Actes fictifs : renoncer à la tentation, car d’autres pistes existent souvent

La donation à des tiers, déguisée en vente est un acte fictif emblématique. Le principe en est simple : le riche oncle sait que s’il gratifie sa nièce d’un bien sur sa succession, celle-ci devra acquitter des droits au taux de 55 %. Il va alors préférer déguiser la donation en simple cession, soumise aux seuls droits de mutation à titre onéreux.

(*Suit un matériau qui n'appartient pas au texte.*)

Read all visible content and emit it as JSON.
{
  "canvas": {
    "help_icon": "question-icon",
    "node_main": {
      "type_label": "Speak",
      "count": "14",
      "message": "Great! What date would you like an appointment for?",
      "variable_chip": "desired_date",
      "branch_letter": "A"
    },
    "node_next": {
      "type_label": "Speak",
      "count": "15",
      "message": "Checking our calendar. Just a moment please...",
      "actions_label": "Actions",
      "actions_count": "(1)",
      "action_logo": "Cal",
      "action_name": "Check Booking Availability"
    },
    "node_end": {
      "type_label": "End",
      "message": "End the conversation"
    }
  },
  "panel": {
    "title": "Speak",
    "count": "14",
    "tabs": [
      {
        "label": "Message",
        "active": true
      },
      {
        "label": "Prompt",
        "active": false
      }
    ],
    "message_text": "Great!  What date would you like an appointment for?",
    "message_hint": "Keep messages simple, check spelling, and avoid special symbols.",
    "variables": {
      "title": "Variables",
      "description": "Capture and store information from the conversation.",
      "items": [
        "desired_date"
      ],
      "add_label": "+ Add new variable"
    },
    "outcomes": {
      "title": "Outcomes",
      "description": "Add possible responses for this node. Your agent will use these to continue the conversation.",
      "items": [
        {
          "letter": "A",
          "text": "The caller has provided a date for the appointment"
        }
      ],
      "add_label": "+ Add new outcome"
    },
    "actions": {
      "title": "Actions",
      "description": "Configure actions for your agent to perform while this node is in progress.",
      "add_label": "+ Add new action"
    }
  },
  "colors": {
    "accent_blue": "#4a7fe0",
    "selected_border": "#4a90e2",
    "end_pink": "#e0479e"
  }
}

La maison de famille va ainsi être vendue à la nièce, une large partie du prix (voire l’intégralité) étant convertie en rente viagère, qui ne sera en fait pas exigée.
Ces stratégies sont bien connues de l’administration fiscale. C’est pourquoi elles donnent lieu à rétablissement de la taxation au taux des droits de succession, majorée des intérêts de retard et surtout d’une pénalité égale à 80 % des sommes fiscales initialement éludées. Le total des impôts peut ainsi excéder la valeur du bien transmis !
Plus récemment, certaines opérations, qui semblaient a priori banales, se sont trouvées sous les feux de l’actualité. C’est le cas par exemple d’opérations dans lesquelles un des ascendants réalisait une transmission au profit d’un descendant, celui-ci effectuant peu après une retransmission des biens en cause à l’autre ascendant. L’opération trouvait son explication dans le fait que les deux parents étaient désormais séparés, et que l’un des deux souhaitait malgré tout gratifier l’autre. Sachant que cette libéralité serait taxable au taux de 60 %, il utilisait le descendant pour garantir une transmission bénéficiant du régime en ligne directe. L’administration n’a pas eu de mal à mettre en évidence le fait que l’intention libérale de la première transmission était fictive, et que l’abus de droit était constitué.

Enfin, toujours en matière de fictivité. on trouve la donation effectuée avant la cession d’un bien, de manière à rehausser le prix de revient fiscal et d’effacer la plus-value taxable, avec reprise des liquidités par les donateurs après la cession. Ces montages n’appellent que peu de commentaires, car la fraude est grossière, et indéfendable.

Ils sont d’autant plus critiquables que diverses techniques existent pour atteindre le même but, mais à moindre risque. Ainsi, en matière de transmission en ligne indirecte, l’utilisation de l’assurance-vie (avant 70 ans toutefois) permet de ramener la taxation à un niveau raisonnable. De même, l’acquisition d’actifs très économes en termes de droits de succession (forêts, parts de GFV,…), voire intégralement exonérés (monuments historiques) fournit d’autres solutions, qui ont toutes l’avantage de la légalité.

Actes à but exclusivement fiscal : à utiliser avec discernement

Avoir un objectif exclusivement fiscal ne suffit pas à établir l’abus de droit. Il faut que, de surcroît, le montage soit contraire à l’esprit du législateur.

Jusqu’à présent, le Conseil d’Etat a fait un usage très modéré de cette branche de l’abus de droit, l’écartant dans une très grande majorité de cas.

Il convient toutefois de garder à l’esprit que les apports de titres à une holding, avant que celle-ci ne recède peu de temps après les titres apportés, viennent de faire l’objet de requalifications douloureuses. Bien que portant sur des opérations antérieures au 1er janvier 2000, relevant alors d’un régime de report d’imposition, il n’est pas impossible que le Conseil d’Etat suive la même voie en matière d’apports bénéficiant de plein droit du régime du sursis d’imposition, régime applicable depuis lors.